As I frantically work towards my end-of-month deadline, I thought I’d give my many readers a few hints at what’s actually going to be in the book!

One of the best-known ghost stories in North Dakota is that of the Gray Lady of Sims. Sims isn’t a town anymore; it’s just the original Lutheran Church and its parsonage. Thanks to the faithful and volunteering congregation, the folks from Preserve North Dakota, and a grant from the government, the parsonage was renovated and restored to its original condition in 2006, and on alternate Sundays, after services, can be toured by visitors. But who is this Gray Lady, you ask?

Most will tell you she’s the shade of the first wife of Rev. L. Dordal, and the mother of his two sons, and no one remembers her name, and after her death sometime between 1916 and 1918, the Reverend married her sister within a month, then moved out of state. But those who say that don’t have the advantage of having talked with Lars Dordal’s great niece, who just happens to be my best friend from college, and lives right here in Bismarck.

Mrs. Dordal was named Bertha (although her tombstone says only “Mrs. L. Dordal, d. May 8, 1917;” to which I say, I’d be haunting the place too, if only to get my NAME on my headstone, along with, perhaps, “Beloved Wife and Mother!”). She died just 11 days before her 27th birthday. Rev. Lars did indeed quickly remarry, but his second wife, Clara, wasn’t Bertha’s sister. That was a story they made up, thinking his quick (as in, a month after the funeral…) second marriage might be easier for the congregation to accept if they thought Clara was his late wife’s sister. In fact, she was the 18-year-old who was caring for his brother Jacob’s sick wife and children (Jacob was also a minister), and in the wake of Bertha’s death, Lars, who had truly loved Bertha, couldn’t preach, and went to visit his brother in Ada, MN.  There he met Clara, and the two fell in love almost immediately. Clara was a sweet and beautiful young woman, and the boys loved her almost as much as Lars did.

But the congregation apparently wasn’t so accepting, although no haunting activity took place while Clara was in the parsonage. Lars accepted a call from a congregation in Rhame, in the SW part of the state, and stayed there until Sims called him back to fill in during the 9 months or so they searched for a new pastor. It seems the last one they had left rather abruptly. After an odd incident.

The minister’s family had a female visitor, and she was sleeping upstairs in what had been used as the church until the church was actually built. She awoke in the night, feeling chilly, and saw a woman in her room. The woman was carrying a blanket, and asked her if she needed it. The woman in the bed said yes, and the other woman draped the blanket over her and left the room. At breakfast the next morning, the young visitor thanked the pastor’s wife for bringing her the blanket. The response wasn’t quite what she’d expected — the pastor’s wife was horrified, and said she hadn’t been out of bed — and besides the guest, she was the only (living) woman in the house! And so began the haunting — and the stories — of the Gray Lady.

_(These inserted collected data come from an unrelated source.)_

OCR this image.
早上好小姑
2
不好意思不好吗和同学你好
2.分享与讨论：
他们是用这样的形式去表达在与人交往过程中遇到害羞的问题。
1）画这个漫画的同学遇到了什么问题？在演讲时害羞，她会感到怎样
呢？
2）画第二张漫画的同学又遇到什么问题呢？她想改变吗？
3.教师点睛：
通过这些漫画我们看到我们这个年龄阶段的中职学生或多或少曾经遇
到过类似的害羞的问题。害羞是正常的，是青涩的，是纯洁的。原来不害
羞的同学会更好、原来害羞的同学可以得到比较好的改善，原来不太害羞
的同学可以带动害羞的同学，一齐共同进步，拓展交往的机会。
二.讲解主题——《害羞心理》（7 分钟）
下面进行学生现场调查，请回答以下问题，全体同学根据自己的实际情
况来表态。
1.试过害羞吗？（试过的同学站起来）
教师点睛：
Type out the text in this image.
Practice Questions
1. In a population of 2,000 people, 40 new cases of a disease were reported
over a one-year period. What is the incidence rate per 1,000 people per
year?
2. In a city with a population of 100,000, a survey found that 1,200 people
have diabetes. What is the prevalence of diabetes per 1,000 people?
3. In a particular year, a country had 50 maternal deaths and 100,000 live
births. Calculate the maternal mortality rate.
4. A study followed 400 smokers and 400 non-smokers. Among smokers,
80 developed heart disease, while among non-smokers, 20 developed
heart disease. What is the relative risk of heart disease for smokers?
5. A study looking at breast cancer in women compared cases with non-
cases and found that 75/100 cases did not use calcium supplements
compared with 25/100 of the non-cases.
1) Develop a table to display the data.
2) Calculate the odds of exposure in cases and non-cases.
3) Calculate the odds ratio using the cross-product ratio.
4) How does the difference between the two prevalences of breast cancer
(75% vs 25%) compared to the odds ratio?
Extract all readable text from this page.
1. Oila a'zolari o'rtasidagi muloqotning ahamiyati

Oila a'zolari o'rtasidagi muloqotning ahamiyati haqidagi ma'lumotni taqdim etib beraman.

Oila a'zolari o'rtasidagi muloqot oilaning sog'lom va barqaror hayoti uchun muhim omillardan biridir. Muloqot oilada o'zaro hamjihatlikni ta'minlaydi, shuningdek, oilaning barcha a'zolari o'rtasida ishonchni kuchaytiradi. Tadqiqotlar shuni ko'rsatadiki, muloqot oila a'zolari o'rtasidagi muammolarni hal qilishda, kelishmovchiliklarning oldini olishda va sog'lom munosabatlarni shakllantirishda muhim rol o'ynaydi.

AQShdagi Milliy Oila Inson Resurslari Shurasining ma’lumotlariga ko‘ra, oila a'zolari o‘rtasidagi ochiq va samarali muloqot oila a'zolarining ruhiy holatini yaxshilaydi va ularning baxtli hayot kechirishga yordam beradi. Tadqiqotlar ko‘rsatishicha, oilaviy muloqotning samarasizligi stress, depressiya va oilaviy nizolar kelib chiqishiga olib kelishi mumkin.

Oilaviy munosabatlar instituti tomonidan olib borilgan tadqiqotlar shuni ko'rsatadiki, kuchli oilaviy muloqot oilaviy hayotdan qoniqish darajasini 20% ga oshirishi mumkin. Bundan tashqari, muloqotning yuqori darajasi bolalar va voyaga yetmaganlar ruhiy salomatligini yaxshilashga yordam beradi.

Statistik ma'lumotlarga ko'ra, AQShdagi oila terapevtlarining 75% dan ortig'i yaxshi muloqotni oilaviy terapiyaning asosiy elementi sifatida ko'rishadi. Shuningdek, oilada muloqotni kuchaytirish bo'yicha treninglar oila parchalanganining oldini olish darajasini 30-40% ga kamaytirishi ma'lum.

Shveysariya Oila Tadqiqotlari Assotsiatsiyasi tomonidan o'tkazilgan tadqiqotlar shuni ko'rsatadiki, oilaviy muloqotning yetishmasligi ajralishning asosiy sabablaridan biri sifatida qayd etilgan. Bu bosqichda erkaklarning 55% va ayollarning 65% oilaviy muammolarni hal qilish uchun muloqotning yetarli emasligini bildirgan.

Her haunting wasn’t a malicious one; it continued as it had begun, with nurturing acts like the delivery of the blanket. She opens windows when it’s stuffy, and started the pump handle before the person with the bucket went outside. She opened and closed cupboard doors, but generally to point out where things were needed, or where they should be put away.

The last pastor and his family left the parsonage in 1940, and it stood empty, slowly falling to pieces, until the renovation and restoration. Is Bertha back, sleeping in her first floor bedroom?

Well, when I went to take photos of the church and the parsonage (and Bertha’s grave), I went intp the backyard, and stood, listening to the whispers of the cottonwood leaves and the songs of the meadowlark. I suddenly felt as though I were being watched. I turned around and looked at the wood-framed lean-to at the back of the stucco home. It has a large square window, and the shade was pulled all the way down. Of course, I thought, I know the story so I expect something to be there, and I took a photo of the back of the house. I wandered around the back yard a little more, enjoying the peace and quiet, so far from city traffic and sounds of people. As I reluctantly walked back to my car, my gaze was drawn again to that back window. And I realized that the shade that had been down was now halfway up. No one else was there; there were no cars but mine, and all the doors were locked. The door to the back lean-to was even padlocked. I took another photo, just so I could compare them when I downloaded them. And sure enough, they show a closed shade, and a half-open shade. Was Bertha saying hello? I’d like to think so.